Frais cachés et commission TransakAuto : ce que les clients n’anticipent pas
TransakAuto se présente comme gratuit pour le vendeur. C’est l’acheteur qui règle la commission. Sur le papier, le modèle est clair. Dans la pratique, plusieurs utilisateurs signalent des frais supplémentaires qu’ils n’avaient pas anticipés.
La commission de base est fixée à 5 % du prix de vente, avec un minimum de 350 euros. Certains retours mentionnent des frais annexes pouvant atteindre plusieurs centaines d’euros en supplément, liés à des prestations de mise en conformité, de nettoyage ou de gestion administrative. Ces montants ne sont pas toujours détaillés en amont de la transaction.
Le manque de lisibilité tarifaire alimente la frustration. Quand un acheteur découvre après coup que le coût total dépasse ce qu’il avait compris, la confiance s’effrite, même si chaque ligne est techniquement justifiable.
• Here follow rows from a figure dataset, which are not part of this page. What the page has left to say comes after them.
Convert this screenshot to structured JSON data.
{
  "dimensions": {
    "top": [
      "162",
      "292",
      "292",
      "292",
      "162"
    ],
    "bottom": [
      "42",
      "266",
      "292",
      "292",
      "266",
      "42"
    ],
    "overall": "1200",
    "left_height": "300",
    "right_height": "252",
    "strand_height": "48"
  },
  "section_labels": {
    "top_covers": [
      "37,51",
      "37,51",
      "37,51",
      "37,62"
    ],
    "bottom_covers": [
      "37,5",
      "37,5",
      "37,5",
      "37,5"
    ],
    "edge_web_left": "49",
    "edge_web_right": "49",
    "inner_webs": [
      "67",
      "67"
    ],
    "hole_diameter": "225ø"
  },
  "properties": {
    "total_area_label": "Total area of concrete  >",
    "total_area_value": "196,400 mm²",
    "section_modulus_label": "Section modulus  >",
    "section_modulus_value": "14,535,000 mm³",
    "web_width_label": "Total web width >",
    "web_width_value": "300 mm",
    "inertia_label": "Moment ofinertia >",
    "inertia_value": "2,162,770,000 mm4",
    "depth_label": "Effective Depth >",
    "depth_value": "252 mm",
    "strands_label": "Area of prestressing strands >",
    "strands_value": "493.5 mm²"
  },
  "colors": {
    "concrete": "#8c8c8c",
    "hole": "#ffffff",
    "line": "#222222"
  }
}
La transparence en amont reste le point faible identifié par les clients insatisfaits.
Réseau de franchises et disparités entre agences TransakAuto
TransakAuto fonctionne sur un modèle de franchise. Chaque agence est gérée par un indépendant qui applique (ou non) les standards du réseau. Cette architecture explique en partie l’hétérogénéité des retours clients.
Un même réseau peut produire une expérience fluide dans une agence et un parcours conflictuel dans une autre. La qualité dépend largement du franchisé local, de sa rigueur dans le contrôle technique des véhicules, dans la communication avec les clients et dans la gestion financière des dépôts-vente.
La tête de réseau, fondée en 2009, revendique plus de 210 agences. Avec un maillage aussi large, le contrôle qualité devient un défi structurel. Les plaintes de 2026 posent la question de la responsabilité du franchiseur lorsqu’un franchisé ne reverse pas les fonds aux vendeurs. Les données disponibles ne permettent pas de savoir si des mécanismes de contrôle internes existaient avant l’émergence de ces plaintes.

Recours possibles pour les clients lésés par TransakAuto
Les utilisateurs confrontés à un litige avec une agence TransakAuto disposent de plusieurs leviers. Le premier est la mise en demeure par courrier recommandé, adressée à l’agence concernée et, en copie, à la tête de réseau.
En cas de non-réponse, le signalement sur la plateforme SignalConso (service de la DGCCRF) permet de formaliser la plainte auprès des autorités compétentes. Pour les dossiers impliquant un non-reversement de fonds, le dépôt de plainte au commissariat ou en gendarmerie est la démarche adaptée, comme l’ont fait la vingtaine de plaignants du dossier de 2026.
La médiation de la consommation peut aussi être sollicitée. Le médiateur compétent doit être indiqué dans les conditions générales de vente de l’agence. En cas de vice caché sur un véhicule acheté, l’action en garantie des vices cachés (article 1641 du Code civil) reste ouverte pendant deux ans à compter de la découverte du défaut.
Le dossier des plaintes de 2026 est encore en cours. Les retours des prochains mois diront si le réseau TransakAuto parvient à restaurer la confiance ou si les signaux négatifs se multiplient. Pour un acheteur ou un vendeur qui envisage de passer par ce réseau, vérifier les avis spécifiques à l’agence locale reste la précaution la plus concrète avant de s’engager.